Mappadendang tak hanya sebagai wujud rasa syukur, namun juga sebagai cara memupuk rasa persaudaraan.
Mattojang atau permainan ayunan raksasa merupakan sebuah tradisi khas masyarakat Bugis yang cukup menarik.
Tradisi ini tak hanya berfungsi sebagai ritual pemujaan atau persembahan kepada manusia pertama dalam kepercayaan mitologis Bugis, tapi juga bermakna hiburan dan ajang uji nyali dan keberanian.
Dalam tatanan linguistik Bugis, Mattojang berasal dari kata "tojang" yang berarti ayunan. Sementara secara kultural, istilah Mattojang diartikan sebagai permainan berayun atau berayun-ayun
Mattojang tidak dapat dilepaskan dari legenda masyarakat Bugis terkait proses turunnya manusia pertama yaitu Batara Guru dari Botting Langi’ (Negeri Khayangan) ke Bumi.
Batara Guru dalam mitos kebudayaan Bugis adalah nenek dari Sawerigading, ayah dari La Galigo yang merupakan tokoh mitologi Bugis yang melahirkan mahakarya dunia yakni kitab La Galigo.

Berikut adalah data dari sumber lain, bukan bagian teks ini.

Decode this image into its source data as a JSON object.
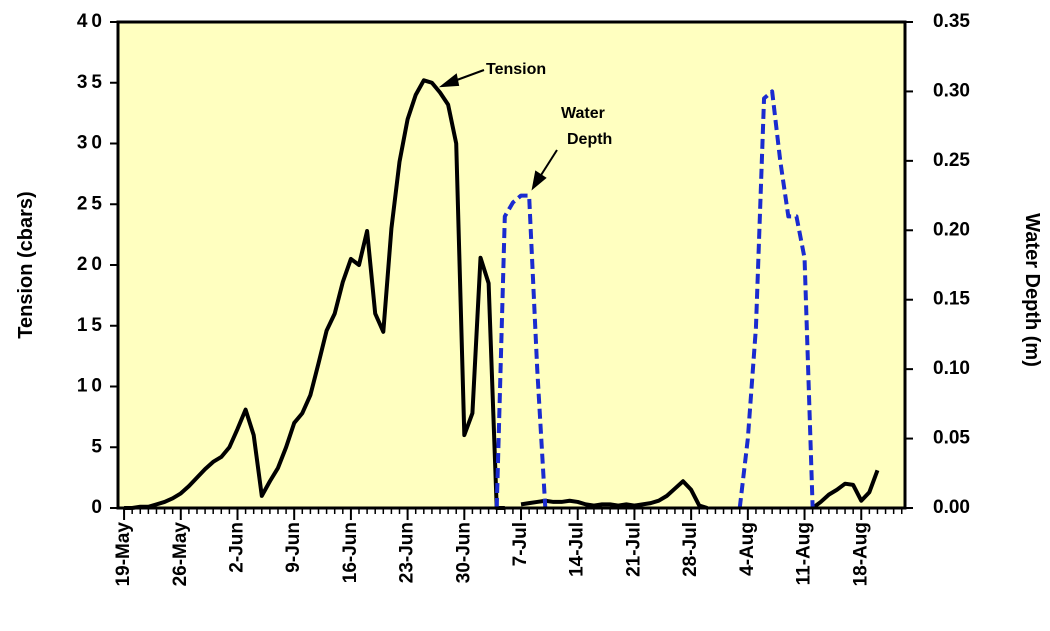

Menurut kepercayaan masyarakat Bugis, Batara Guru turun dari Kayangan dengan menggunakan Tojang Pulaweng yang berarti ayunan emas.
Legenda inilah kemudian berkembang dan menjadi bagian dari prosesi adat Mattojang.
Mappacci adalah adat dalam pernikahan Suku Bugis yang dilakukan sebelum akad nikah atau ijab kabul.
Mappacci atau Mappaccing berasal dari kata "Paccing" yang berarti bersih, yang dimaksudkan untuk membersihkan semua hal yang menghambat pernikahan.
Tradisi Mappacci dihadiri oleh segenap keluarga dengan melengkapi segala peralatan yang harus dipenuhi.
Peralatan Mappacci yaitu pacci, daun kelapa, daun pisang, bantal, gula, sarung sutera, lilin, dan masih banyak lagi.
Prosesi Mappacci telah diwariskan secara turun-temurun dari nenek moyang dengan berbagai makna dan nasehat yang baik bagi kedua mempelai.